“Lesotho is on a positive trajectory to achieve peace and stability,” declared the SADC’s official facilitator Cyril Ramaphosa Wednesday at the closing of a multi-stakeholder dialogue for constitutional reforms in the Mountain Kingdom.
President Ramaphosa said the progress made in achieving stability through reforms in Lesotho was testimony to the “power of negotiation.”
Ramaphosa called on leaders in Lesotho to be tolerant in order to propel the country forward.
“In pursuit of the common good and a common goal, political differences have had to be put aside, sacrifices and compromises have had to be made, and patience and tolerance has had to be observed.”
The Multistakeholder National Dialogue Plenary II marks the beginning of a new phase of the operationalization of reforms in Lesotho under the guidance of the newly established National Reforms Authority.

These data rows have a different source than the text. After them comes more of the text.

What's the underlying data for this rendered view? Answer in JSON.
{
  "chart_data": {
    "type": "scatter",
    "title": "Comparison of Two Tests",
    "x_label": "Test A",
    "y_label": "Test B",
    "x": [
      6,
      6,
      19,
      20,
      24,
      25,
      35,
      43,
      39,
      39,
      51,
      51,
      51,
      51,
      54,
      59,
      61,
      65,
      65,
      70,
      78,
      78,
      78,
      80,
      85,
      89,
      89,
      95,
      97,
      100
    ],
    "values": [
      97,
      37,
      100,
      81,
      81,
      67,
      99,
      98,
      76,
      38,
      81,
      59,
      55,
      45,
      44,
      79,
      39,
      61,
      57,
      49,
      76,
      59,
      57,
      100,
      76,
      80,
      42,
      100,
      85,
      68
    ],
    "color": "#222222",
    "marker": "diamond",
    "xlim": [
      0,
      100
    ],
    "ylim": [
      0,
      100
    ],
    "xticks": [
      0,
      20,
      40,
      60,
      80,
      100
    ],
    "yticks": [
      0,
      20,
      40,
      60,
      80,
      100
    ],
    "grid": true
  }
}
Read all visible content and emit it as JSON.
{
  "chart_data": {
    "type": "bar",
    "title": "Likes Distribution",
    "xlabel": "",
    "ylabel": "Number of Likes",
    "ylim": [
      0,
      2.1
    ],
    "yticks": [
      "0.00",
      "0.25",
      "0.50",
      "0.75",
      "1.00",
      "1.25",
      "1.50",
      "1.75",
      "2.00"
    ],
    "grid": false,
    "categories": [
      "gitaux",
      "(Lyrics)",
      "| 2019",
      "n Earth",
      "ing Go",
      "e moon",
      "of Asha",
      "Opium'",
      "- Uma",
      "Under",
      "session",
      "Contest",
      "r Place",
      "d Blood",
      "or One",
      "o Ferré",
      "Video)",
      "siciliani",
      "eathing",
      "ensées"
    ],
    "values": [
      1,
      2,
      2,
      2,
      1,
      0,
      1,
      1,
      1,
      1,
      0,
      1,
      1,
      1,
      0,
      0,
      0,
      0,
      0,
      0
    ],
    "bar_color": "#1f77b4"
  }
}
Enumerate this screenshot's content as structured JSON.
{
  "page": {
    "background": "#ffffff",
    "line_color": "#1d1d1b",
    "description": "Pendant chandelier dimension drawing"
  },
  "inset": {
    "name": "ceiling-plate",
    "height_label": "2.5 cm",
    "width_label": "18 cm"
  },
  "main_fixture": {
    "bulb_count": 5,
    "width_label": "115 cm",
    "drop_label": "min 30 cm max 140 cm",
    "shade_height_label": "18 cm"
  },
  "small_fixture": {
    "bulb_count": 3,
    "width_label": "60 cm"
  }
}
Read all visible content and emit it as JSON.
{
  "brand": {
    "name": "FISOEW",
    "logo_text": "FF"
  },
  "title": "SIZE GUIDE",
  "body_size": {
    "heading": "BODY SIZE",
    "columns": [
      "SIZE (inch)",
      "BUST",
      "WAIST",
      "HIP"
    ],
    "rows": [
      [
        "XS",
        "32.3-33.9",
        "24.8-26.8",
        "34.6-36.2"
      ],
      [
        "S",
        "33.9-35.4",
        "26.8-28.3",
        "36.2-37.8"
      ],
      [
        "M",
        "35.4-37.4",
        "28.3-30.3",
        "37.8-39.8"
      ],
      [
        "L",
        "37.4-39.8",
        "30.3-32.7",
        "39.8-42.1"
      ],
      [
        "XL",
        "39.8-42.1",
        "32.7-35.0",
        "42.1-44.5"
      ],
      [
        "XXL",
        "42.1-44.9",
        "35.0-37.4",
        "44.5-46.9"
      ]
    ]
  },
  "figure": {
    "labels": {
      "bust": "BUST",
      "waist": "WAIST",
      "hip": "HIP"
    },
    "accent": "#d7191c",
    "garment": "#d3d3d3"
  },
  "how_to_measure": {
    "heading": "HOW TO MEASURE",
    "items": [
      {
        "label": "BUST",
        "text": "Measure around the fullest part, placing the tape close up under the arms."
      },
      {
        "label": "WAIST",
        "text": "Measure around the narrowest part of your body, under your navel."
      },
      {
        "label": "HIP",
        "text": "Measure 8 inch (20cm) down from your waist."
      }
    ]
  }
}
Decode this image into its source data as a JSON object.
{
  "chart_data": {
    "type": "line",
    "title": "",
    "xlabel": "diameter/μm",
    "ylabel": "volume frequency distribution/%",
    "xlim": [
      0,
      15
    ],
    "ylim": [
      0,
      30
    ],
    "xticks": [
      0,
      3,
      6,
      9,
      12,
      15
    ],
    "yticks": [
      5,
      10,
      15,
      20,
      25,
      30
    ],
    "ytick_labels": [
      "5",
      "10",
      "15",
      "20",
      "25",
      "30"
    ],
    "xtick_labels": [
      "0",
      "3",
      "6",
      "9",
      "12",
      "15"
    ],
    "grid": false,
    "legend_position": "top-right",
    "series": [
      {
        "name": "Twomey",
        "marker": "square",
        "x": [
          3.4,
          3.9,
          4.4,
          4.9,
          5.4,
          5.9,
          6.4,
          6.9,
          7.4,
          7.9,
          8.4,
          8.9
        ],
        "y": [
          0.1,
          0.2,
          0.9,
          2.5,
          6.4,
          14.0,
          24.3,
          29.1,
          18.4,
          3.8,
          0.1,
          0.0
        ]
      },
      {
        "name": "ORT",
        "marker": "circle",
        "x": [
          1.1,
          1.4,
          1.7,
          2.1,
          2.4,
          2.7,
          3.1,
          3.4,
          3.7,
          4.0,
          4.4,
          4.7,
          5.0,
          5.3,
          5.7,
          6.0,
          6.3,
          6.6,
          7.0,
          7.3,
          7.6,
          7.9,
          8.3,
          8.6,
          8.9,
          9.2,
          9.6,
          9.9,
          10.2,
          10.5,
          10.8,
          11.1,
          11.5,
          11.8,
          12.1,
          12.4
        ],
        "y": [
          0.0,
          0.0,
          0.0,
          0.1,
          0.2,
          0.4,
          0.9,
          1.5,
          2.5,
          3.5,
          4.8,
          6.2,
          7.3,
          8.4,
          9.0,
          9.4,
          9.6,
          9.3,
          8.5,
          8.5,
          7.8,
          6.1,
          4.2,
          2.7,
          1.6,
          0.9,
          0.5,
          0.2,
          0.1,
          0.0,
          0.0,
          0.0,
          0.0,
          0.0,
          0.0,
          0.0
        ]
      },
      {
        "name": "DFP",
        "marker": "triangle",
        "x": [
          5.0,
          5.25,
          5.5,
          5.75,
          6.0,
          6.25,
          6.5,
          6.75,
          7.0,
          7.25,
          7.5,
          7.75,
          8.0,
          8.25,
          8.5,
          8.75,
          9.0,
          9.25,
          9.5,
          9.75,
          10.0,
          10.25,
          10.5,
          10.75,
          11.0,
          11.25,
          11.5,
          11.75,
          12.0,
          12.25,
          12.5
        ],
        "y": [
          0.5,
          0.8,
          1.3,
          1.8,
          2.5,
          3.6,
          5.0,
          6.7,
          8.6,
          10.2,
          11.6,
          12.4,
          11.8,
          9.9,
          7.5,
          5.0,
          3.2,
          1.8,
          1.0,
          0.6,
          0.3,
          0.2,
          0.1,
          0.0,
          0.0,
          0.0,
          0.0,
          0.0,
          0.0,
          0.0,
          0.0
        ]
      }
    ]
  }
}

The reforms are expected to clarify, among others, who between the king, the prime minister and Parliament should have the power to appoint and fire army commanders which a source of major instability and upheaval in Lesotho.
In July, Ramaphosa secured a major breakthrough in Lesotho when he oversaw political party representatives sign an agreement to establish a statutory National Legislative Reform Authority to coordinate the national reforms process in the Kingdom.
The reform authority will guide the country in effecting constitutional governance, security and media reforms.
Ramaphosa welcomed the signing as an historic milestone that firmly set Lesotho on the road to reform.
Ramaphosa said Wednesday that with the conclusion of the multi-stakeholder dialogue and the establishment of a national reforms authority, Lesotho was now closer to coming off the Southern African Development Community agenda as a ‘problem.’
Ramaphosa said the people of Lesotho have been able to develop a homegrown solution to the instability that has affected the tiny kingdom.